Best Practice #6 - Effect of OLEDB Destination Settings
There are couples of settings with OLEDB destination which can impact the performance of data transfer as listed below.

A.) Data Access Mode – This setting provides the 'fast load' option which internally uses a BULK INSERT statement for uploading data into the destination table instead of a simple INSERT statement (for each single row) as in the case for other options. So unless you have a reason for changing it, don't change this default value of fast load. If you select the 'fast load' option, there are also a couple of other settings which you can use as discussed below.

B.) Keep Identity – By default this setting is unchecked which means the destination table (if it has an identity column) will create identity values on its own. If you check this setting, the dataflow engine will ensure that the source identity values are preserved and same value is inserted into the destination table.

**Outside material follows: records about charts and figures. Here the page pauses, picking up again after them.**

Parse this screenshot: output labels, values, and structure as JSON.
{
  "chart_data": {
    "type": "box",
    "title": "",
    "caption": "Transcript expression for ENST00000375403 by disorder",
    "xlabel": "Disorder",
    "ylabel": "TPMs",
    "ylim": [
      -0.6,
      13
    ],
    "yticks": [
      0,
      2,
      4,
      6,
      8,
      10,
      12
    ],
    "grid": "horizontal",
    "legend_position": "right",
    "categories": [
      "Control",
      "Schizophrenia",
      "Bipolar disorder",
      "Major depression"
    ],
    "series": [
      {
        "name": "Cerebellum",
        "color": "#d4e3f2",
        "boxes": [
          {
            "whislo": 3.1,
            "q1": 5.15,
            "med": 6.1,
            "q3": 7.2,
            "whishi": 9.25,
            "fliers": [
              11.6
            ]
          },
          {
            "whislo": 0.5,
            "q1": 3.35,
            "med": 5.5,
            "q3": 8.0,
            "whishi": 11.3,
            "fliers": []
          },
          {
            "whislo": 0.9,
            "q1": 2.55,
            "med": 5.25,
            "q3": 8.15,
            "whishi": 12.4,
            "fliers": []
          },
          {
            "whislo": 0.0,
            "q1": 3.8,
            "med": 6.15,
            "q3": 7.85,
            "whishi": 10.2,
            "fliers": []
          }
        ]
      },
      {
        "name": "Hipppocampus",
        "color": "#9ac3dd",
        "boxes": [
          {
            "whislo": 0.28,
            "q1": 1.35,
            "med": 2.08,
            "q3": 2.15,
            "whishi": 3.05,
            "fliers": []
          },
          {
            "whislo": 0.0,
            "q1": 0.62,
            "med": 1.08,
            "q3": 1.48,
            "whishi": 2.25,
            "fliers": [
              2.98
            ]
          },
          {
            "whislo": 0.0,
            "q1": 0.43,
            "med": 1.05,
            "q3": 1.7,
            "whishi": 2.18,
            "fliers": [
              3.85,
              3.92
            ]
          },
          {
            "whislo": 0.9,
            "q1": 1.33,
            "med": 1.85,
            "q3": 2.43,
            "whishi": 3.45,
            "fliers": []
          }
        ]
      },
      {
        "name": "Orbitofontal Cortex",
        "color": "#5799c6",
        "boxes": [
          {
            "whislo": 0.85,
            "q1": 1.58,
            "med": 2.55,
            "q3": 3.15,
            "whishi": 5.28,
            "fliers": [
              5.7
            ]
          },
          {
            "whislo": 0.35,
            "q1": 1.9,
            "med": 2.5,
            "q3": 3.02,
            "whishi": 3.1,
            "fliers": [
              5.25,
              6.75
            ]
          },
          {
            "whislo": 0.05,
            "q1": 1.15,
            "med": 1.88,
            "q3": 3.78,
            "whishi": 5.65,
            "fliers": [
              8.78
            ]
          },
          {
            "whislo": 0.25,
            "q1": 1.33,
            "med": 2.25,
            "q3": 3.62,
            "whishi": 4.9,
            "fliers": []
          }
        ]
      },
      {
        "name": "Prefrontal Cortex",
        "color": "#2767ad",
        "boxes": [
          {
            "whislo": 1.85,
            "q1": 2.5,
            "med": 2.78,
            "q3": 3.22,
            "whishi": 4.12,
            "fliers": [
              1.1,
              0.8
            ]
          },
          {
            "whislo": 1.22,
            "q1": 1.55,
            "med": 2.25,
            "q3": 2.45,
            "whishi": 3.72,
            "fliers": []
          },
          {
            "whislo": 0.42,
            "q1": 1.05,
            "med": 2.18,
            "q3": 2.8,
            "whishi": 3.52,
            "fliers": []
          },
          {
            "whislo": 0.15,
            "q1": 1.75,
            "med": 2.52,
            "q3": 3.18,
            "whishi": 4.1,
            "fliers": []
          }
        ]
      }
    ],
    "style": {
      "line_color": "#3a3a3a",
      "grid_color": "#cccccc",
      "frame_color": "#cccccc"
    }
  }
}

C.) Keep Nulls – Again by default this setting is unchecked which means default value will be inserted (if the default constraint is defined on the target column) during insert into the destination table if NULL value is coming from the source for that particular column. If you check this option then default constraint on the destination table's column will be ignored and preserved NULL of the source column will be inserted into the destination.

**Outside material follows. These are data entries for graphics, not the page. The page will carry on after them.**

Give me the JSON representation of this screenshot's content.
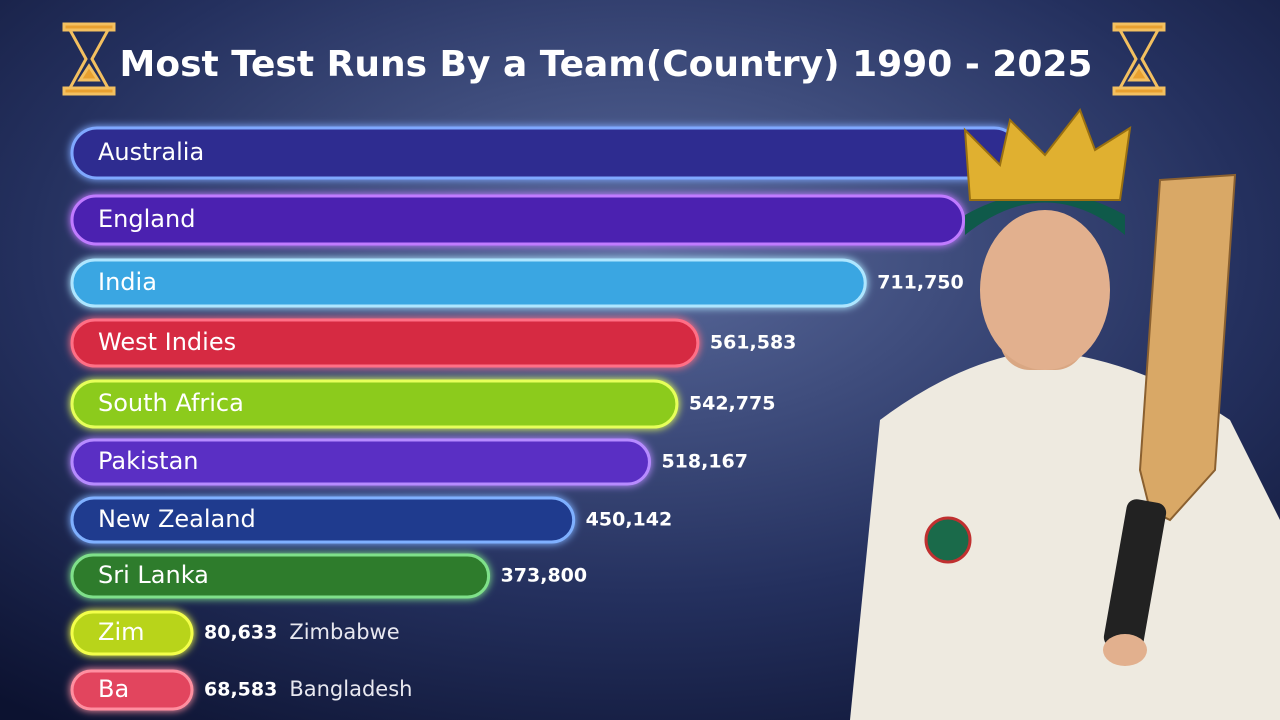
{
  "chart_data": {
    "type": "bar",
    "orientation": "horizontal",
    "title": "Most Test Runs By a Team(Country) 1990 - 2025",
    "categories": [
      "Australia",
      "England",
      "India",
      "West Indies",
      "South Africa",
      "Pakistan",
      "New Zealand",
      "Sri Lanka",
      "Zimbabwe",
      "Bangladesh"
    ],
    "bar_labels": [
      "Australia",
      "England",
      "India",
      "West Indies",
      "South Africa",
      "Pakistan",
      "New Zealand",
      "Sri Lanka",
      "Zim",
      "Ba"
    ],
    "values": [
      850000,
      800000,
      711750,
      561583,
      542775,
      518167,
      450142,
      373800,
      80633,
      68583
    ],
    "value_labels": [
      null,
      null,
      "711,750",
      "561,583",
      "542,775",
      "518,167",
      "450,142",
      "373,800",
      "80,633",
      "68,583"
    ],
    "colors": [
      "#2e2c90",
      "#4b21b0",
      "#3aa6e2",
      "#d62a42",
      "#8ccb1c",
      "#5a2fc4",
      "#1f3b8e",
      "#2e7c2c",
      "#b8d41a",
      "#e2455e"
    ],
    "glow_colors": [
      "#7fa8ff",
      "#c07bff",
      "#aee6ff",
      "#ff6f86",
      "#e6ff5a",
      "#b78bff",
      "#7fb0ff",
      "#7fe08a",
      "#f3ff4a",
      "#ff8fa0"
    ],
    "xlim": [
      0,
      900000
    ]
  }
}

D.) Table Lock – By default this setting is checked and the recommendation is to let it be checked unless the same table is being used by some other process at same time. It specifies a table lock will be acquired on the destination table instead of acquiring multiple row level locks, which could turn into lock escalation problems.

Best Practice #7 - Effect of Rows per Batch and Maximum Insert Commit Size Settings

Maximum insert commit size – The default value for this setting is '2147483647' (largest value for 4 byte integer type) which specifies all incoming rows will be committed once on successful completion. You can specify a positive value for this setting to indicate that commit will be done for those number of records. You might be wondering, changing the default value for this setting will put overhead on the dataflow engine to commit several times. Yes that is true, but at the same time it will release the pressure on the transaction log and tempdb to grow tremendously specifically during high volume data transfers.

The above setting is very important to understand to improve the performance of tempdb and the transaction log. For example if you leave 'Max insert commit size' to its default, the transaction log and tempdb will keep on growing during the extraction process and if you are transferring a high volume of data the tempdb will soon run out of memory as a result of this your extraction will fail. So it is recommended to set these values to an optimum value based on your environment.